Un jefe regional de una empresa de arriendo de vehículos fue despedido, encontró a su reemplazante listo para ocupar el cargo y tuvo que retirarse sin despedirse de su equipo. El Juzgado de Letras del Trabajo de Punta Arenas determinó que la empresa vulneró su integridad psíquica y la condenó a pagarle $29.667.146.
Según se puede apreciar en el fallo judicial, el trabajador había ingresado a la empresa el 13 de mayo de 2024. Se desempeñaba como jefe regional y su gestión había sido destacada por el gerente general durante una reunión de fin de año de 2025.
Meses antes del despido, otro trabajador de la sucursal inició dos causas judiciales contra la empresa, sustentadas en acusaciones contra el jefe regional. Una de ellas terminó mediante un avenimiento por $4 millones, sin que la empresa reconociera los hechos denunciados.
El 3 de marzo de 2026, el gerente de operaciones viajó desde Santiago a Punta Arenas y comunicó personalmente el despido. Según estableció el tribunal, le señaló que la decisión estaba relacionada con la molestia y desconfianza generadas por esos litigios y por los costos del acuerdo y la defensa jurídica.
Ese mismo día llegó desde Santiago quien ocuparía su puesto.
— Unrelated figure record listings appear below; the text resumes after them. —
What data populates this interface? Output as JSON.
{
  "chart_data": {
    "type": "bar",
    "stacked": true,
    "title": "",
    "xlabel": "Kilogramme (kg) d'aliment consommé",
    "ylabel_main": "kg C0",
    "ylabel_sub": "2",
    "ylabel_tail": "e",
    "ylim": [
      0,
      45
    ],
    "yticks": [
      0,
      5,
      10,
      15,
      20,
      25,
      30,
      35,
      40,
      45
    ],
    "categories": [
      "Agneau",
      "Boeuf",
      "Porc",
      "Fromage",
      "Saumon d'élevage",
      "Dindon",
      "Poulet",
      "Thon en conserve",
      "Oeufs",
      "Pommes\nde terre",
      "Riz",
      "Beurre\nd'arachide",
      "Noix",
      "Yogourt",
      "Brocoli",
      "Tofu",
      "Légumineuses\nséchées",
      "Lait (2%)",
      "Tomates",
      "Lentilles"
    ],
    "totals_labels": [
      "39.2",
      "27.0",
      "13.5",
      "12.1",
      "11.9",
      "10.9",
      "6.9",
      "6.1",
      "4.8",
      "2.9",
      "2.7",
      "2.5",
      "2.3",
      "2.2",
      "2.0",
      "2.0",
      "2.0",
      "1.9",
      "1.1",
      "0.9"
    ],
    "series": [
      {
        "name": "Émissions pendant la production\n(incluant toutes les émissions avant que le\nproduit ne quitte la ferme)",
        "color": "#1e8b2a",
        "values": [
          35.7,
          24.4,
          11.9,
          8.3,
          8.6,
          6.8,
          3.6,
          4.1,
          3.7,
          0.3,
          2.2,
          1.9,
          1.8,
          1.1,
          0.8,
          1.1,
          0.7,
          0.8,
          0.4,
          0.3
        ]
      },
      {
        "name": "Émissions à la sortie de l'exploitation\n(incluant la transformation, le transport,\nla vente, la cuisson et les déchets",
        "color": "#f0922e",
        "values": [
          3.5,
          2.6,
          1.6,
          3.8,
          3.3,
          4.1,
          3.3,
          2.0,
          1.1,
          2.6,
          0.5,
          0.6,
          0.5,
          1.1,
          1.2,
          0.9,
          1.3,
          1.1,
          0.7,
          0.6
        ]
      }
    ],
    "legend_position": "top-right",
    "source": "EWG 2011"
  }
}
El trabajador debió salir de su oficina para que ingresara su reemplazante, fue desconectado inmediatamente de la plataforma digital de la empresa y, por instrucción del gerente, tuvo que abandonar las dependencias sin despedirse de los funcionarios.
¿Qué decidió el Juzgado de Letras del Trabajo?
La empresa justificó el término del contrato señalando que el puesto era de “exclusiva confianza”. Sin embargo, el juez Cristian Javier Armijo Silva concluyó que las funciones reales no cumplían los requisitos para aplicar esa causal. Entre otras limitaciones, el trabajador no podía contratar o despedir personal ni modificar remuneraciones o jornadas sin autorización.
El tribunal estableció además que existieron indicios suficientes para concluir que el despido estuvo motivado por hacer recaer sobre el trabajador el costo de los litigios anteriores. Sobre la forma de ejecutar la salida, sostuvo que “ninguna de esas medidas resulta necesaria para materializar una desvinculación”.
El Juzgado condenó a la empresa a pagar $24.561.845 como indemnización adicional, $3 millones por daño moral y $2.105.301 por el recargo de la indemnización por años de servicio, totalizando $29.667.146, más reajustes e intereses. La sentencia también ordenó remitir una copia a la Dirección del Trabajo.